Hélène Collin, Namuroise d’origine, comédienne formée au conservatoire de Liège, était en résidence au Delta avec sa compagnie pour la préparation d’un spectacle consacré aux populations autochtones d’Amérique du Nord.
Cela fait 10 ans qu’elle a commencé à rencontrer les premières nations du Québec/Canada. Un long parcours de rencontres grâce au théâtre.
La résidence au Delta est l’une des étapes de la phase de création
Elle concernait surtout la recherche du langage théâtral, la mise en place de la lumière et du son. Tout juste entre une semaine de travail à l’Espace Magh et une autre à la Fabrique de Théâtre pour boucler la boucle là où le projet a démarré.
De quoi parle ce spectacle ?
Hélène a vécu un an sur une réserve de la nation Atikamekw, dans la communauté de Wemotaci, avec 3 ados de cette nation et leur a consacré un film documentaire.
Le spectacle est un seul en scène qui traduit son expérience personnelle de rencontre. Elle essaie d’être un intermédiaire pour les spectateurs. Elle parle d’expériences de déplacements dans la réserve, de rapport au temps, à la nature, aux animaux, à la mort.
L’idée du spectacle n’est pas de raconter l’histoire des autochtones mais de raconter des histoires qu’elle a vécues là-bas, des témoignages. Rendre compte de leur vision du monde et des choses aujourd’hui. « C’est à eux de dire qui ils sont. »
Elle abordera la colonisation, qui est toujours liée au territoire et a des conséquences directes sur la terre, les ressources, la prédation envers les ressources naturelles. « Avec la colonisation, on a diabolisé d’autres rapports au monde. Il est vraiment temps de se remettre en question sur notre idée de civilisation. »
Elle tentera de montrer un mode de vie différent et tellement beau, puis d’en tirer les enseignements.
« Il fallait tuer l’Indien dans l’enfant »
Les pensionnats autochtones, de terribles processus d’assimilation des populations autochtones dans l’état canadien, seront également abordés dans le spectacle. Toute cette politique de génocide culturel est un grand traumatisme qui traverse plusieurs générations.
Hélène fera certains parallèles avec notre propre histoire, en abordant par exemple le rapport entre la Belgique et le colonialisme, ou le racisme. « Un prêtre belge est allé vivre pendant 40 ans chez les autochtones et a eu une énorme emprise sur eux. »
Elle est heureuse de nous annoncer que Jacques Newashish, artiste Atikamekw reconnu, viendra en Belgique pour la phase de finalisation du projet au théâtre Le Rideau.
Pourquoi avoir choisi cette thématique ?
« Il y a beaucoup de choses à dire, tellement de racisme vis-à-vis de cette culture sublime.
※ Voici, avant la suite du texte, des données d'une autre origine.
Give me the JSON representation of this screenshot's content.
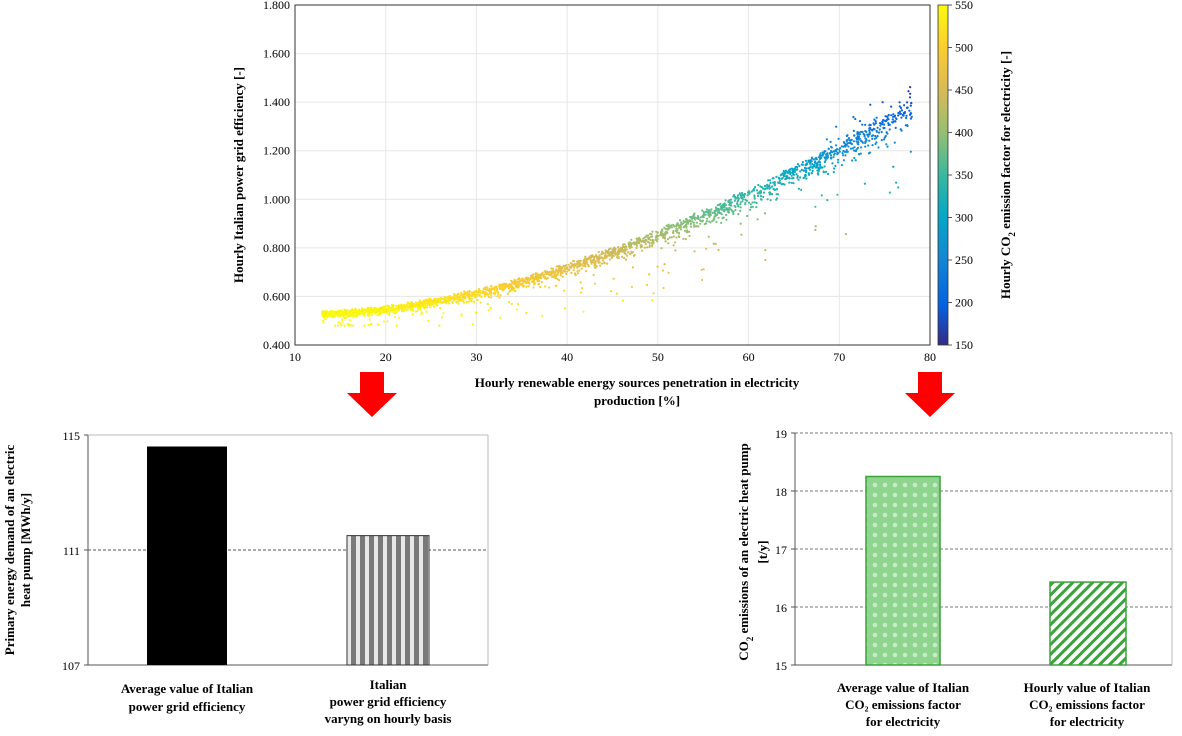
{
  "chart_data": [
    {
      "type": "scatter",
      "ylabel": "Hourly  Italian power  grid  efficiency  [-]",
      "xlabel_line1": "Hourly  renewable  energy sources penetration  in  electricity",
      "xlabel_line2": "production  [%]",
      "xlim": [
        10,
        80
      ],
      "ylim": [
        0.4,
        1.8
      ],
      "xticks": [
        "10",
        "20",
        "30",
        "40",
        "50",
        "60",
        "70",
        "80"
      ],
      "yticks": [
        "0.400",
        "0.600",
        "0.800",
        "1.000",
        "1.200",
        "1.400",
        "1.600",
        "1.800"
      ],
      "colorbar": {
        "label_pre": "Hourly  CO",
        "label_sub": "2",
        "label_post": " emission factor for electricity  [-]",
        "range": [
          150,
          550
        ],
        "ticks": [
          "150",
          "200",
          "250",
          "300",
          "350",
          "400",
          "450",
          "500",
          "550"
        ],
        "colormap": "parula"
      },
      "trend": {
        "note": "points follow y ≈ 0.53 + 0.00065·(x−12)^1.72, spread below curve grows with x",
        "x_range": [
          13,
          78
        ]
      },
      "grid": true
    },
    {
      "type": "bar",
      "ylabel_line1": "Primary  energy demand of an electric",
      "ylabel_line2": "heat pump  [MWh/y]",
      "ylim": [
        107,
        115
      ],
      "yticks": [
        "107",
        "111",
        "115"
      ],
      "categories": [
        [
          "Average value of Italian",
          "power grid  efficiency"
        ],
        [
          "Italian",
          "power grid  efficiency",
          "varyng on hourly  basis"
        ]
      ],
      "values": [
        114.6,
        111.5
      ],
      "colors": [
        "#000000",
        "#8c8c8c"
      ]
    },
    {
      "type": "bar",
      "ylabel_pre": "CO",
      "ylabel_sub": "2",
      "ylabel_post": " emissions of an electric heat pump",
      "ylabel_line2": "[t/y]",
      "ylim": [
        15,
        19
      ],
      "yticks": [
        "15",
        "16",
        "17",
        "18",
        "19"
      ],
      "categories": [
        [
          "Average value of Italian",
          "CO₂ emissions factor",
          "for electricity"
        ],
        [
          "Hourly  value of Italian",
          "CO₂ emissions factor",
          "for electricity"
        ]
      ],
      "values": [
        18.25,
        16.43
      ],
      "colors": [
        "#66c266",
        "#3a9e3a"
      ]
    }
  ],
  "arrows": {
    "color": "#ff0000"
  }
}
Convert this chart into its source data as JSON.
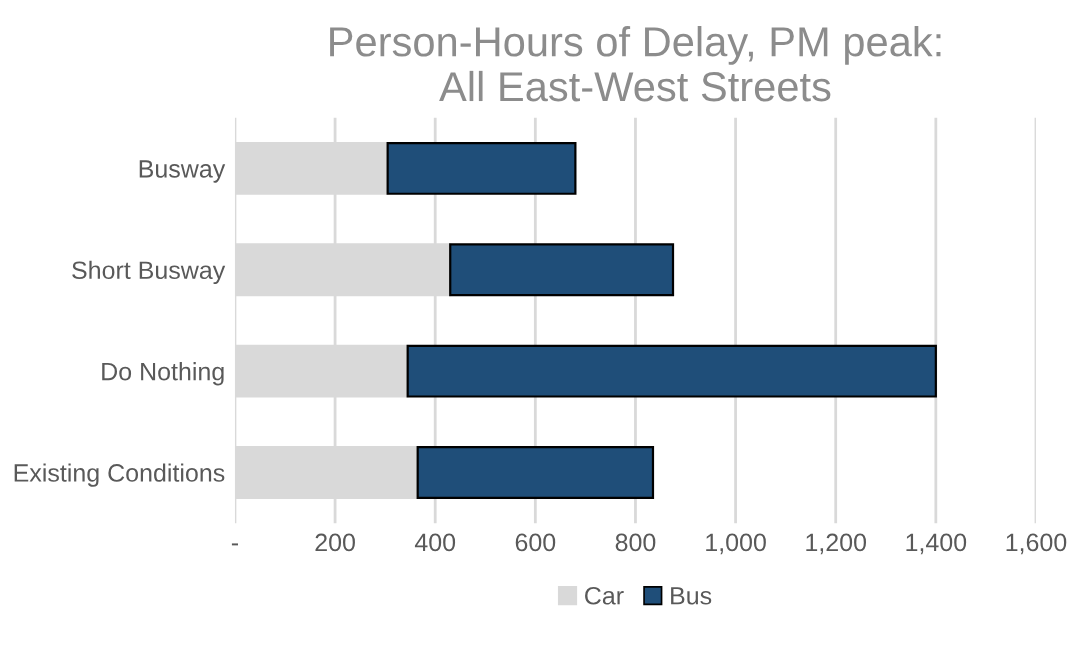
{
  "chart_data": {
    "type": "bar",
    "orientation": "horizontal",
    "stacked": true,
    "title": "Person-Hours of Delay, PM peak:\nAll East-West Streets",
    "categories": [
      "Busway",
      "Short Busway",
      "Do Nothing",
      "Existing Conditions"
    ],
    "series": [
      {
        "name": "Car",
        "color": "#d9d9d9",
        "values": [
          305,
          430,
          345,
          365
        ]
      },
      {
        "name": "Bus",
        "color": "#1f4e79",
        "values": [
          375,
          445,
          1055,
          470
        ]
      }
    ],
    "xlim": [
      0,
      1600
    ],
    "xticks": [
      {
        "value": 0,
        "label": "-"
      },
      200,
      400,
      600,
      {
        "value": 800,
        "label": "800"
      },
      {
        "value": 1000,
        "label": "1,000"
      },
      {
        "value": 1200,
        "label": "1,200"
      },
      {
        "value": 1400,
        "label": "1,400"
      },
      {
        "value": 1600,
        "label": "1,600"
      }
    ],
    "grid": "x",
    "legend": "bottom"
  }
}
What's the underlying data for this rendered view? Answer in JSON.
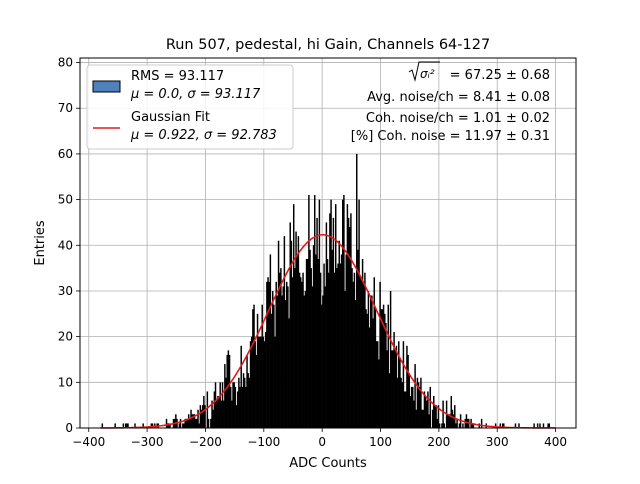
{
  "chart_data": {
    "type": "bar",
    "title": "Run 507, pedestal, hi Gain, Channels 64-127",
    "xlabel": "ADC Counts",
    "ylabel": "Entries",
    "xlim": [
      -415,
      435
    ],
    "ylim": [
      0,
      81
    ],
    "xticks": [
      -400,
      -300,
      -200,
      -100,
      0,
      100,
      200,
      300,
      400
    ],
    "xtick_labels": [
      "−400",
      "−300",
      "−200",
      "−100",
      "0",
      "100",
      "200",
      "300",
      "400"
    ],
    "yticks": [
      0,
      10,
      20,
      30,
      40,
      50,
      60,
      70,
      80
    ],
    "ytick_labels": [
      "0",
      "10",
      "20",
      "30",
      "40",
      "50",
      "60",
      "70",
      "80"
    ],
    "grid": true,
    "legend_position": "top-left",
    "legend": [
      {
        "line1": "RMS = 93.117",
        "line2": "μ = 0.0, σ = 93.117",
        "kind": "patch",
        "color": "#4f81bd"
      },
      {
        "line1": "Gaussian Fit",
        "line2": "μ = 0.922, σ = 92.783",
        "kind": "line",
        "color": "#e31a1c"
      }
    ],
    "annotations": {
      "sqrt_sigma_value": " = 67.25 ± 0.68",
      "sqrt_sigma_symbol": "σᵢ²",
      "avg_noise": "Avg. noise/ch = 8.41 ± 0.08",
      "coh_noise": "Coh. noise/ch = 1.01 ± 0.02",
      "pct_coh_noise": "[%] Coh. noise = 11.97 ± 0.31"
    },
    "series": [
      {
        "name": "Histogram",
        "kind": "histogram",
        "bin_width": 2,
        "x_range": [
          -380,
          400
        ],
        "color": "#000000",
        "peak_entries": 60,
        "approx_gaussian": {
          "amplitude": 42.3,
          "mu": 0.922,
          "sigma": 92.783
        }
      },
      {
        "name": "Gaussian Fit",
        "kind": "line",
        "color": "#e31a1c",
        "amplitude": 42.3,
        "mu": 0.922,
        "sigma": 92.783,
        "x_range": [
          -380,
          400
        ]
      }
    ]
  }
}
Nos sociétés ont besoin d’entendre certaines choses. Le spectacle aborde d’autres sujets que le documentaire qui, lui, suit trois jeunes ados confrontés à toute une série de réalités difficiles. Ces jeunes parlent d’alcoolisme, à 14 ans, c’est troublant. Les autochtones sont stigmatisés. La misère sociale est omniprésente, une étiquette d’alcoolisme, suicide, inceste leur colle à la peau sans qu’on se demande jamais pourquoi. »
Hélène avait envie qu’on voie leur beauté immense à travers le documentaire et le spectacle, la vitalité de leur culture, prise au piège d’une éducation québécoise, leur laissant une perspective d’avenir plutôt étroite. La rencontre entre des professeurs blancs québécois et de jeunes autochtones est très difficile. « Une ségrégation a été mise en place au Canada. Ce qui fait que toutes les populations ayant immigré au Québec ne connaissent absolument rien des cultures autochtones. »
La première du spectacle est prévue le 9 novembre au Rideau pour 3 semaines mais tout dépendra de l’évolution de la situation sanitaire.